A nurse is providing discharge teaching about car seat safety to a parent of a newborn. Which of the following statements by the parent indicates an understanding of the teaching?
- A. “I will position my baby at a 45-degree angle in the car seat.
- B. I can place my baby in the front seat with the airbag turned off.
- C. I can turn my baby's car seat around when she weighs 15 pounds.
- D. I will place my baby in a forward-facing car seat in my back seat.
Correct Answer: A
Rationale: Correct Answer: A. "I will position my baby at a 45-degree angle in the car seat."
Rationale: Placing the newborn at a 45-degree angle in the car seat supports the baby's airway and prevents slumping, ensuring proper breathing and safety. This position helps reduce the risk of suffocation and allows the baby's head to be supported.
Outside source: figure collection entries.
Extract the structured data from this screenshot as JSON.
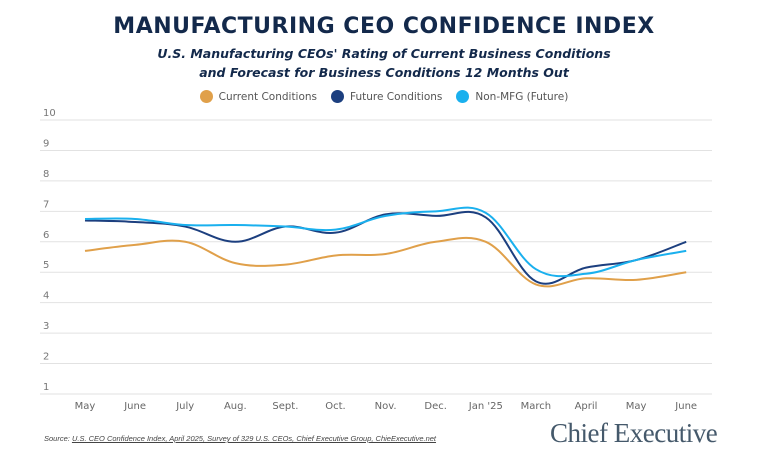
{
  "title": "MANUFACTURING CEO CONFIDENCE INDEX",
  "subtitle_line1": "U.S. Manufacturing CEOs' Rating of Current Business Conditions",
  "subtitle_line2": "and Forecast for Business Conditions 12 Months Out",
  "source_prefix": "Source: ",
  "source": "U.S. CEO Confidence Index, April 2025, Survey of 329 U.S. CEOs, Chief Executive Group, ChieExecutive.net",
  "logo": "Chief Executive",
  "chart_data": {
    "type": "line",
    "categories": [
      "May",
      "June",
      "July",
      "Aug.",
      "Sept.",
      "Oct.",
      "Nov.",
      "Dec.",
      "Jan '25",
      "March",
      "April",
      "May",
      "June"
    ],
    "ylim": [
      1,
      10
    ],
    "yticks": [
      1,
      2,
      3,
      4,
      5,
      6,
      7,
      8,
      9,
      10
    ],
    "grid": true,
    "legend": "top",
    "series": [
      {
        "name": "Current Conditions",
        "color": "#e0a04a",
        "values": [
          5.7,
          5.9,
          6.0,
          5.3,
          5.25,
          5.55,
          5.6,
          6.0,
          6.0,
          4.6,
          4.8,
          4.75,
          5.0
        ]
      },
      {
        "name": "Future Conditions",
        "color": "#1c3f7f",
        "values": [
          6.7,
          6.65,
          6.5,
          6.0,
          6.5,
          6.3,
          6.9,
          6.85,
          6.8,
          4.7,
          5.15,
          5.4,
          6.0
        ]
      },
      {
        "name": "Non-MFG (Future)",
        "color": "#1ab0ee",
        "values": [
          6.75,
          6.75,
          6.55,
          6.55,
          6.5,
          6.4,
          6.85,
          7.0,
          6.95,
          5.1,
          4.95,
          5.4,
          5.7
        ]
      }
    ]
  }
}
It is recommended by pediatric experts as the safest way for a newborn to travel in a car seat.
Summary of other choices:
B: Placing a baby in the front seat with the airbag turned off is not safe, as the back seat is the safest place for children under 13 years old.
C: Turning the baby's car seat around at 15 pounds is incorrect as rear-facing is recommended until at least 2 years of age.
D: Using a forward-facing car seat for a newborn is unsafe, as infants should be in a rear-facing seat until they outgrow the height or weight limit.